Yeah, they do it too and your link details a bunch of examples. Quakers don’t burn people however, or shun people which is nice.
IIRC, they did disown people.
and they did give us Richard Nixon.
Not films, but another example of an explicitly Christian band not sucking is Belle and Sebastian…
And nobody can say Johnny Cash lacked for talent even if his music wasn’t everyone’s cup of tea.
It’s not my thing but Lift to Experience and in particular their album The Texas Jerusalem Crossroads is pretty highly respected.
It’s straight up Christian rock. Just a bit shoegazey.
ETA
I’m listening to it now and enjoying it. It’s not like what I might listen to often but I’m pretty cloudy minded now and it works.
Norman Greenbaum’s 1969 hit “Spirit in the Sky” is legitimately one of the catchiest Christian/Gospel rock songs ever written, even made it into the Guardians of the Galaxy soundtrack. Which is ironic considering Greenbaum himself is Jewish.
Yeah and I love many, many devotional musics from all around the world, from righteous Rastafari to levantine masses to Wexford microtonal carols to Bach.
And of course lots that isn’t Christian too…
Religion is just so important to music all around the world and, as someone was talking about upthread: yes absolutely. Large churches are designed around music. The development of harmony in Europe is related to cathedrals. It had been banned in church music (though chanting had introduced tenor lines and grounds gradually over the centuries) but things like Notre Dame cathedral whose acoustics were used by Leonin and Perotin as a justification for polyphony took away any argument.
ETA but obvious point backing up someone else above.
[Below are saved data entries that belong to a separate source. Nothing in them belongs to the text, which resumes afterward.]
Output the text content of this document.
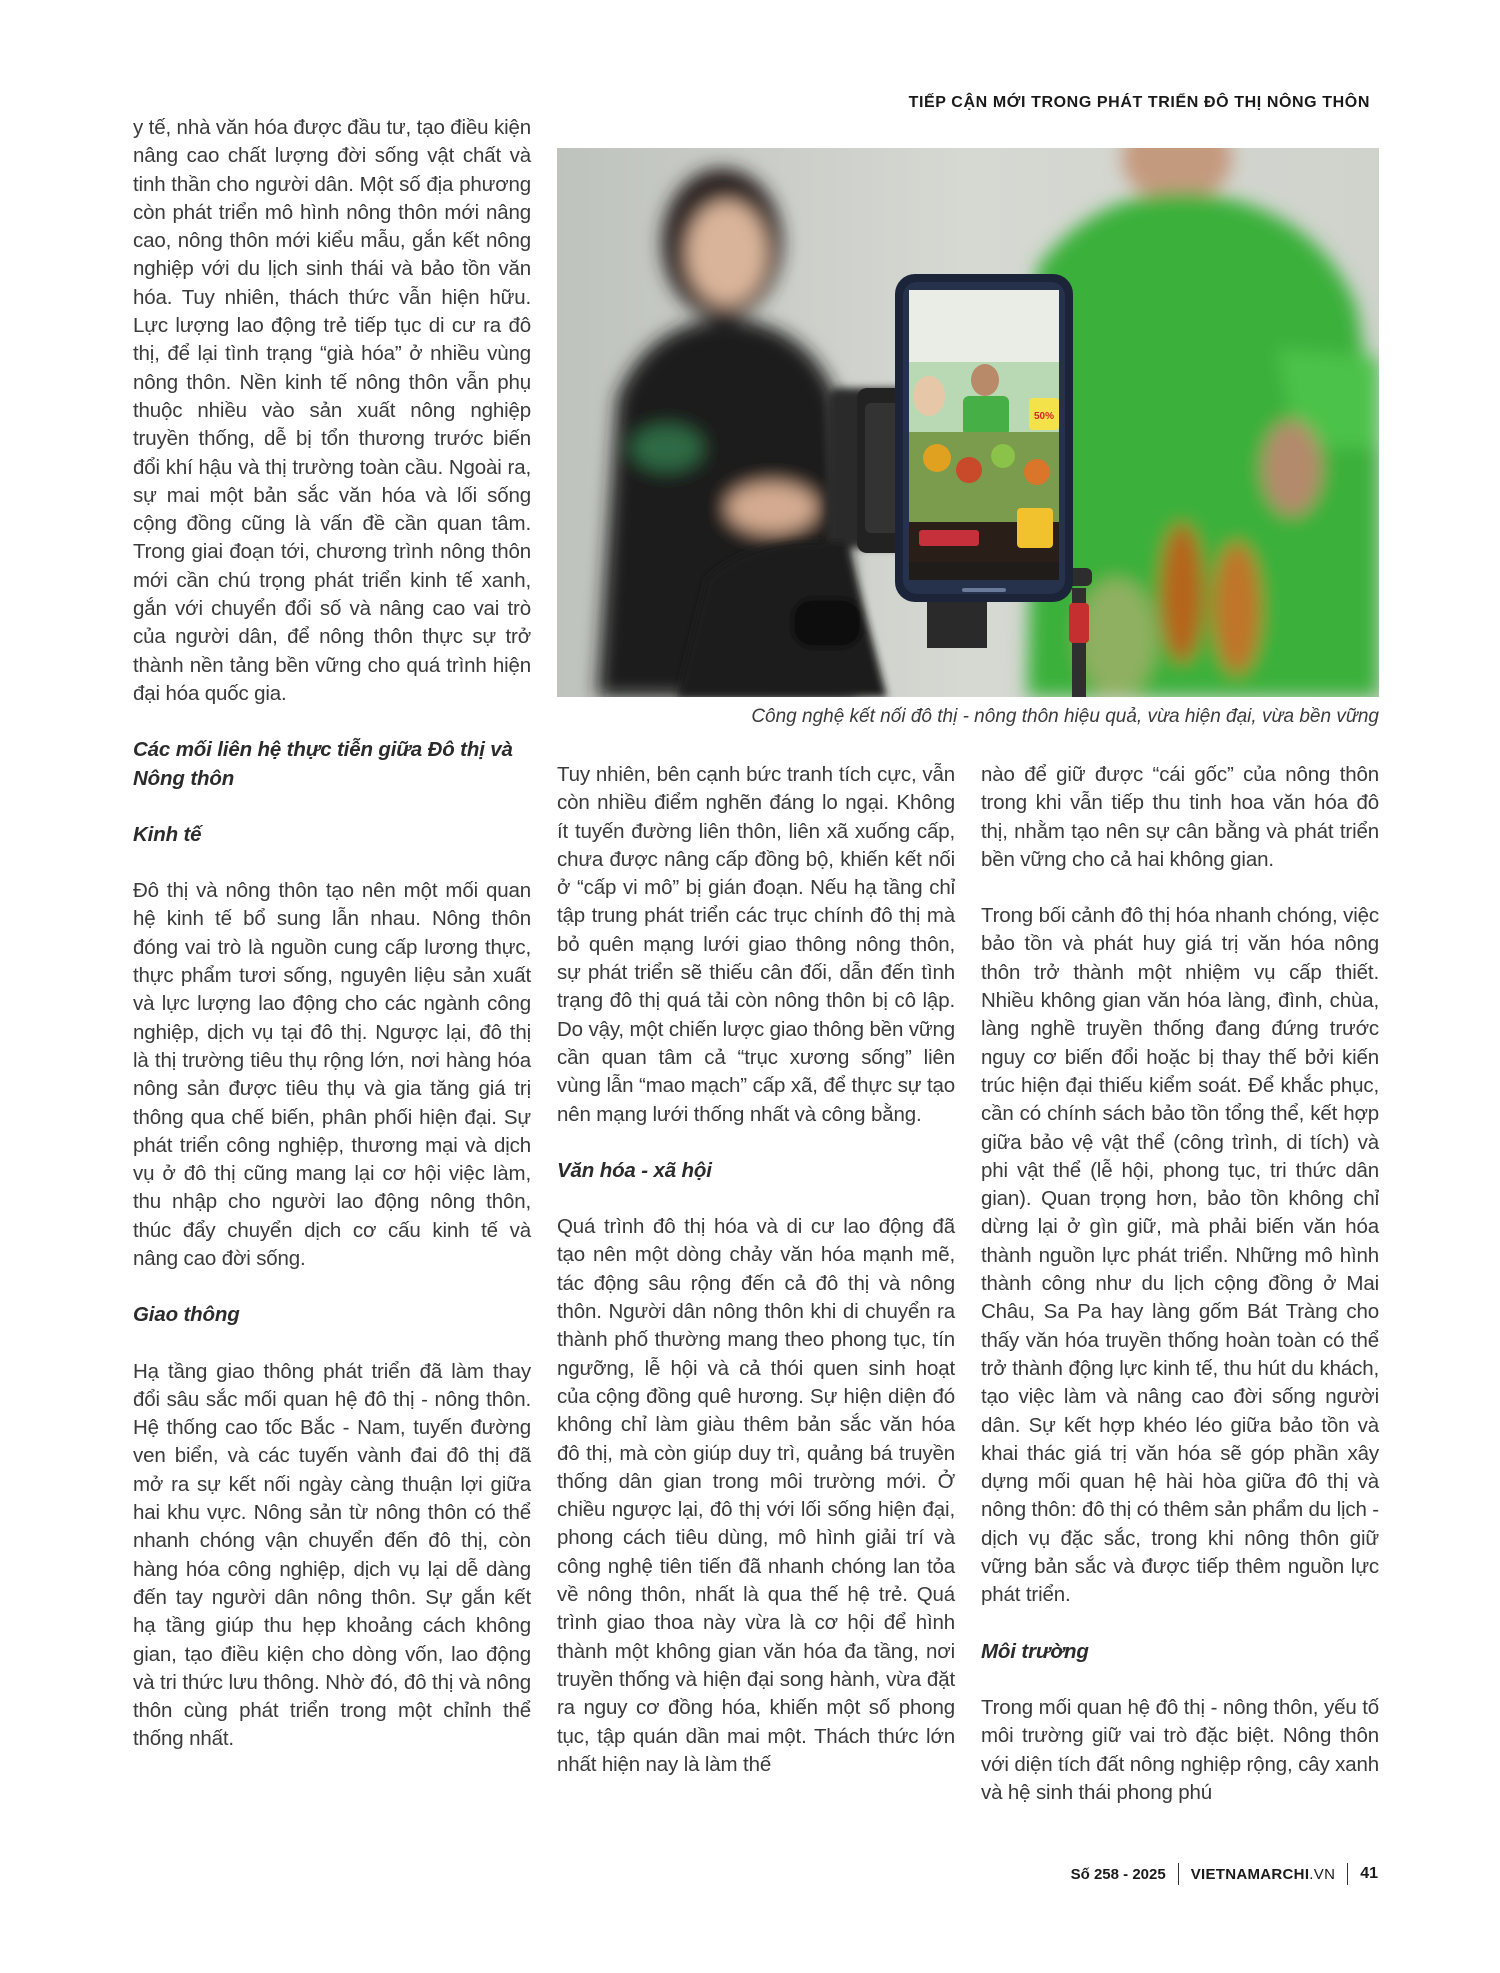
TIẾP CẬN MỚI TRONG PHÁT TRIỂN ĐÔ THỊ NÔNG THÔN

y tế, nhà văn hóa được đầu tư, tạo điều kiện nâng cao chất lượng đời sống vật chất và tinh thần cho người dân. Một số địa phương còn phát triển mô hình nông thôn mới nâng cao, nông thôn mới kiểu mẫu, gắn kết nông nghiệp với du lịch sinh thái và bảo tồn văn hóa. Tuy nhiên, thách thức vẫn hiện hữu. Lực lượng lao động trẻ tiếp tục di cư ra đô thị, để lại tình trạng “già hóa” ở nhiều vùng nông thôn. Nền kinh tế nông thôn vẫn phụ thuộc nhiều vào sản xuất nông nghiệp truyền thống, dễ bị tổn thương trước biến đổi khí hậu và thị trường toàn cầu. Ngoài ra, sự mai một bản sắc văn hóa và lối sống cộng đồng cũng là vấn đề cần quan tâm. Trong giai đoạn tới, chương trình nông thôn mới cần chú trọng phát triển kinh tế xanh, gắn với chuyển đổi số và nâng cao vai trò của người dân, để nông thôn thực sự trở thành nền tảng bền vững cho quá trình hiện đại hóa quốc gia.

Các mối liên hệ thực tiễn giữa Đô thị và Nông thôn
Kinh tế

Đô thị và nông thôn tạo nên một mối quan hệ kinh tế bổ sung lẫn nhau. Nông thôn đóng vai trò là nguồn cung cấp lương thực, thực phẩm tươi sống, nguyên liệu sản xuất và lực lượng lao động cho các ngành công nghiệp, dịch vụ tại đô thị. Ngược lại, đô thị là thị trường tiêu thụ rộng lớn, nơi hàng hóa nông sản được tiêu thụ và gia tăng giá trị thông qua chế biến, phân phối hiện đại. Sự phát triển công nghiệp, thương mại và dịch vụ ở đô thị cũng mang lại cơ hội việc làm, thu nhập cho người lao động nông thôn, thúc đẩy chuyển dịch cơ cấu kinh tế và nâng cao đời sống.

Giao thông

Hạ tầng giao thông phát triển đã làm thay đổi sâu sắc mối quan hệ đô thị - nông thôn. Hệ thống cao tốc Bắc - Nam, tuyến đường ven biển, và các tuyến vành đai đô thị đã mở ra sự kết nối ngày càng thuận lợi giữa hai khu vực. Nông sản từ nông thôn có thể nhanh chóng vận chuyển đến đô thị, còn hàng hóa công nghiệp, dịch vụ lại dễ dàng đến tay người dân nông thôn. Sự gắn kết hạ tầng giúp thu hẹp khoảng cách không gian, tạo điều kiện cho dòng vốn, lao động và tri thức lưu thông. Nhờ đó, đô thị và nông thôn cùng phát triển trong một chỉnh thể thống nhất.

50%
Công nghệ kết nối đô thị - nông thôn hiệu quả, vừa hiện đại, vừa bền vững

Tuy nhiên, bên cạnh bức tranh tích cực, vẫn còn nhiều điểm nghẽn đáng lo ngại. Không ít tuyến đường liên thôn, liên xã xuống cấp, chưa được nâng cấp đồng bộ, khiến kết nối ở “cấp vi mô” bị gián đoạn. Nếu hạ tầng chỉ tập trung phát triển các trục chính đô thị mà bỏ quên mạng lưới giao thông nông thôn, sự phát triển sẽ thiếu cân đối, dẫn đến tình trạng đô thị quá tải còn nông thôn bị cô lập. Do vậy, một chiến lược giao thông bền vững cần quan tâm cả “trục xương sống” liên vùng lẫn “mao mạch” cấp xã, để thực sự tạo nên mạng lưới thống nhất và công bằng.

Văn hóa - xã hội

Quá trình đô thị hóa và di cư lao động đã tạo nên một dòng chảy văn hóa mạnh mẽ, tác động sâu rộng đến cả đô thị và nông thôn. Người dân nông thôn khi di chuyển ra thành phố thường mang theo phong tục, tín ngưỡng, lễ hội và cả thói quen sinh hoạt của cộng đồng quê hương. Sự hiện diện đó không chỉ làm giàu thêm bản sắc văn hóa đô thị, mà còn giúp duy trì, quảng bá truyền thống dân gian trong môi trường mới. Ở chiều ngược lại, đô thị với lối sống hiện đại, phong cách tiêu dùng, mô hình giải trí và công nghệ tiên tiến đã nhanh chóng lan tỏa về nông thôn, nhất là qua thế hệ trẻ. Quá trình giao thoa này vừa là cơ hội để hình thành một không gian văn hóa đa tầng, nơi truyền thống và hiện đại song hành, vừa đặt ra nguy cơ đồng hóa, khiến một số phong tục, tập quán dần mai một. Thách thức lớn nhất hiện nay là làm thế

nào để giữ được “cái gốc” của nông thôn trong khi vẫn tiếp thu tinh hoa văn hóa đô thị, nhằm tạo nên sự cân bằng và phát triển bền vững cho cả hai không gian.

Trong bối cảnh đô thị hóa nhanh chóng, việc bảo tồn và phát huy giá trị văn hóa nông thôn trở thành một nhiệm vụ cấp thiết. Nhiều không gian văn hóa làng, đình, chùa, làng nghề truyền thống đang đứng trước nguy cơ biến đổi hoặc bị thay thế bởi kiến trúc hiện đại thiếu kiểm soát. Để khắc phục, cần có chính sách bảo tồn tổng thể, kết hợp giữa bảo vệ vật thể (công trình, di tích) và phi vật thể (lễ hội, phong tục, tri thức dân gian). Quan trọng hơn, bảo tồn không chỉ dừng lại ở gìn giữ, mà phải biến văn hóa thành nguồn lực phát triển. Những mô hình thành công như du lịch cộng đồng ở Mai Châu, Sa Pa hay làng gốm Bát Tràng cho thấy văn hóa truyền thống hoàn toàn có thể trở thành động lực kinh tế, thu hút du khách, tạo việc làm và nâng cao đời sống người dân. Sự kết hợp khéo léo giữa bảo tồn và khai thác giá trị văn hóa sẽ góp phần xây dựng mối quan hệ hài hòa giữa đô thị và nông thôn: đô thị có thêm sản phẩm du lịch - dịch vụ đặc sắc, trong khi nông thôn giữ vững bản sắc và được tiếp thêm nguồn lực phát triển.

Môi trường

Trong mối quan hệ đô thị - nông thôn, yếu tố môi trường giữ vai trò đặc biệt. Nông thôn với diện tích đất nông nghiệp rộng, cây xanh và hệ sinh thái phong phú

Số 258 - 2025 VIETNAMARCHI.VN 41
Christian music is great because in general it focuses on the mysteries, spirituality, joyful celebration etc rather than atheists are evil. Mostly.
Films with, by, or about Scientologists bore me to death, too.
Even this?
We’ve been bombarded by pretentious and self-serving expressions of Christian piety for so long that even when some of them do exactly what @Aztec_Cardiologist suggests, we don’t trust it
One more “explicitly Christian but still quite entertaining” movie for the list:
Note that that Indiana Jones never tried to convert anyone even though he had firsthand knowledge that Biblical miracles from the Old and New Testaments were literally, indisputably real.
But didn’t he have that information about all sorts of non-christian god’s and demons too?
He had that encounter with the Hindu deity Kali, but she didn’t really make the kind of first impression that encouraged worship.
By contrast the Biblical Jehovah (“Iehova” in Latin!) was portrayed as a righteous badass because He, like Indiana himself, killed a bunch of Nazis.
Exactly.
He invoked Shiva to make the magical stones too hot to handle. If anything Dr. Jones is a universalist. Possibly just an atheist who considers the supernatural as just another tool/area of study.